Saturday, June 20, 2009

Middle of the Race

What does it mean when you're well into a race and you think you're farther into it than you actually are?
Let me explain.
Thursday's race was a timed event lasting two hours. There was no visible clock telling us the current run time, just a guy standing at the S/F periodically holding up a sheet of paper at ten minute intervals. If you happen to be paying attention to it, you'll be hip to the amount of time remaining. However, I noticed that the guy only holds up the placard while the front of the pack goes by. By the time the back of the pack was going past him, he was tucking it back into the notebook (as if the pack of riders only had eyes at the front like it were a living animal, or as if the riders would share the information amongst the group).

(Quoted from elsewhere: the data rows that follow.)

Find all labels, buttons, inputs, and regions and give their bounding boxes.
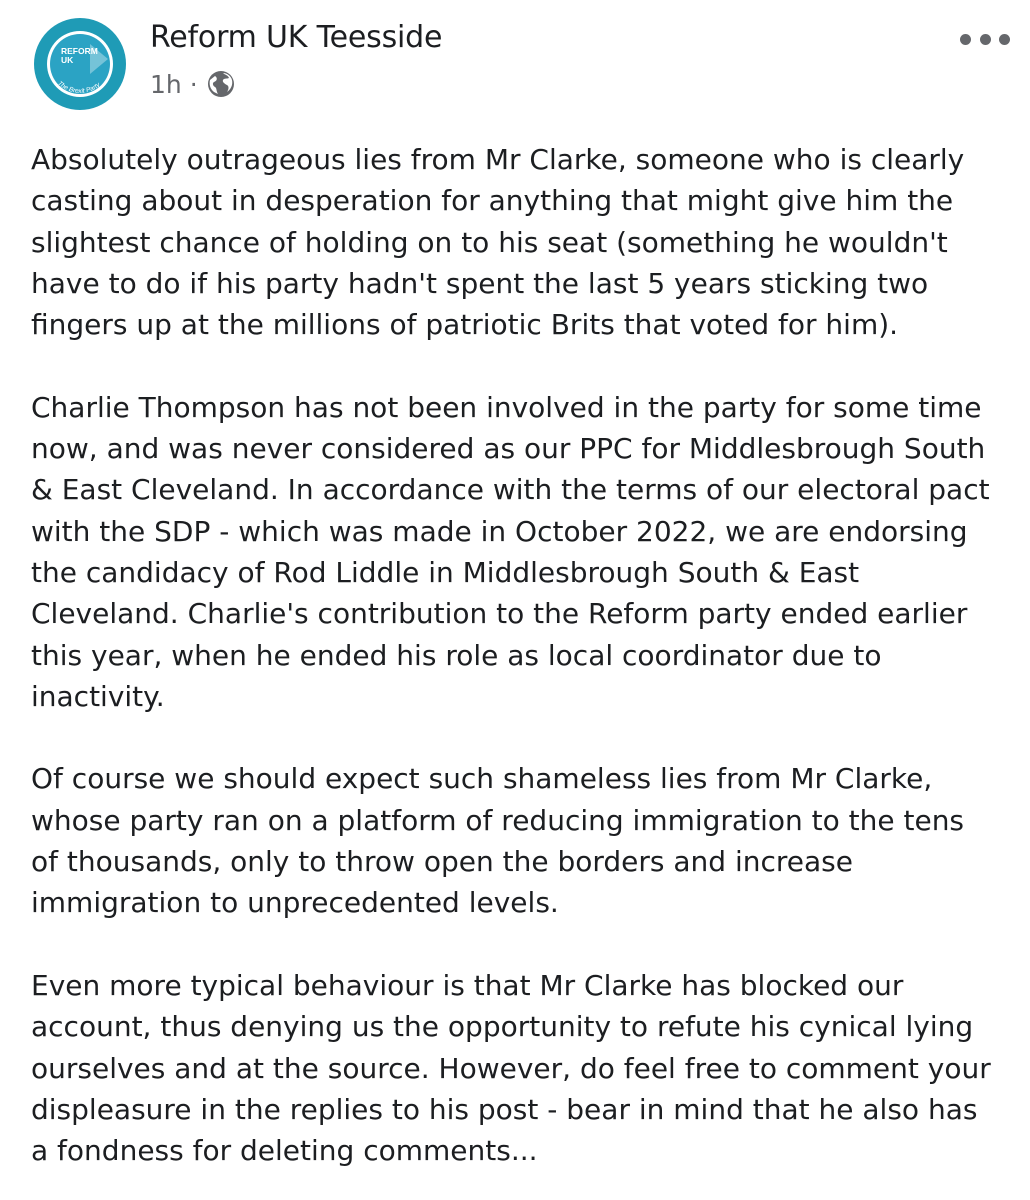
page-name[interactable]: Reform UK Teesside <box>150 20 443 55</box>
meta-separator: · <box>189 69 198 99</box>
logo-text-top: REFORM <box>61 46 98 56</box>
page-avatar[interactable] <box>30 14 130 114</box>
post-paragraph-1: Absolutely outrageous lies from Mr Clarke, someone who is clearly casting about in desperation for anything that might give him the slightest chance of holding on to his seat (something he wouldn't have to do if his party hadn't spent the last 5 years sticking two fingers up at the millions of patriotic Brits that voted for him). <box>31 143 965 342</box>
logo-text-bottom: UK <box>61 55 74 65</box>
more-options-button[interactable] <box>960 28 1010 50</box>
reform-uk-logo <box>30 14 130 114</box>
post-paragraph-3: Of course we should expect such shameless lies from Mr Clarke, whose party ran on a platform of reducing immigration to the tens of thousands, only to throw open the borders and increase immigration to unprecedented levels. <box>31 762 965 920</box>
post-paragraph-4: Even more typical behaviour is that Mr Clarke has blocked our account, thus denying us the opportunity to refute his cynical lying ourselves and at the source. However, do feel free to comment your displeasure in the replies to his post - bear in mind that he also has a fondness for deleting comments... <box>31 968 991 1168</box>
post-text <box>31 139 1006 1171</box>
post-header <box>30 14 1010 124</box>
more-options-icon <box>960 34 971 45</box>
post-timestamp[interactable]: 1h <box>150 69 182 99</box>
post-paragraph-2: Charlie Thompson has not been involved in the party for some time now, and was never considered as our PPC for Middlesbrough South & East Cleveland. In accordance with the terms of our electoral pact with the SDP - which was made in October 2022, we are endorsing the candidacy of Rod Liddle in Middlesbrough South & East Cleveland. Charlie's contribution to the Reform party ended earlier this year, when he ended his role as local coordinator due to inactivity. <box>31 390 990 713</box>
globe-icon <box>206 69 236 99</box>
logo-ring-text: The Brexit Party <box>56 79 102 95</box>
post-meta <box>150 66 236 102</box>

Now I'll admit that there were times during this race that I would be sitting at the back of the pack trying desperately to recover. It's not against the law to sit at the back. Don't give me grief about punching tickets, tail-gunning, carrying the lantern rouge, or otherwise sitting in. I was racing. Some.
Well, after a good bit of racing, I expected the time placard to tell us that we had about 20 minutes left. I mean, the sun was going down, it was getting late, I was completely knackered. It had to be almost over, right? So I was surprised (not pleasantly) to come through the S/F area and notice the placard: 60 minutes left! Holy crap!
So does this mean that I'm out of shape and struggling? In over my head? Or does it mean that time is twisted and distorted in a race?
I really hope it's the latter.

Tuesday, June 2, 2009

A Race Story

A year ago, I was writing about the loss of a close friend, an insider, a real chew-the-fat kind of friend: my gall bladder. (You see, the gall bladder helps digest fat. Oh yeah, that's hilarious.)
This time around, I actually made it to the event and had a blast.
The Clarendon Cup on Saturday and the USAF Classic on Sunday.
Real quick story about the USAF event: you know when you see the Air Force jets do a fly-over precisely at the end of the National Anthem? How do they do that? Let me tell you. Once you know the time that the jet will hit "the mark", you back-time from there. Sound simple? Don't kid yourself.
Long story short, we nailed the fly-over. It was a beautiful thing. And the Air Force Memorial is worth visiting.
The OTHER event on the weekend was the Clarendon Cup in which the wildest story unfolded in the Pro race.
Chad Gerlach (whose story that you really need to hear) rolls off the front 6 laps into a 100 lap criterium. Nobody shows interest in chasing after him, so his lead grows quickly. Soon, he is closing in on the back of the pack, about to lap the field. If he makes contact with the field, he will most assuredly win the race.
The field reacts by turning up the speed. He starts losing his lead. He loses all but 10 seconds of his lead.
The field almost caught him. He relaxed but didn't quit. The field came close to catching him, and then they relaxed.
Gerlach stayed on it, and his lead grew again. Many laps later, he almost caught the field again - drawing to within EIGHT seconds of him. And once again, they accelerated away from him.
Once again, he was almost caught. Eventually 7 riders bridged across the gap to him. A few laps later, they looked like they were going to get caught.
They didn't get caught. They sprinted for the win. 36-year-old Gerlach (I hope you clicked on that link and watched his story), off the front of the bike race for 95 laps, sprinted for 6th place. It wasn't hard to find the "most aggressive rider" this day.
Lemond and Armstrong both had great comeback stories. But this one is pretty damn cool, too.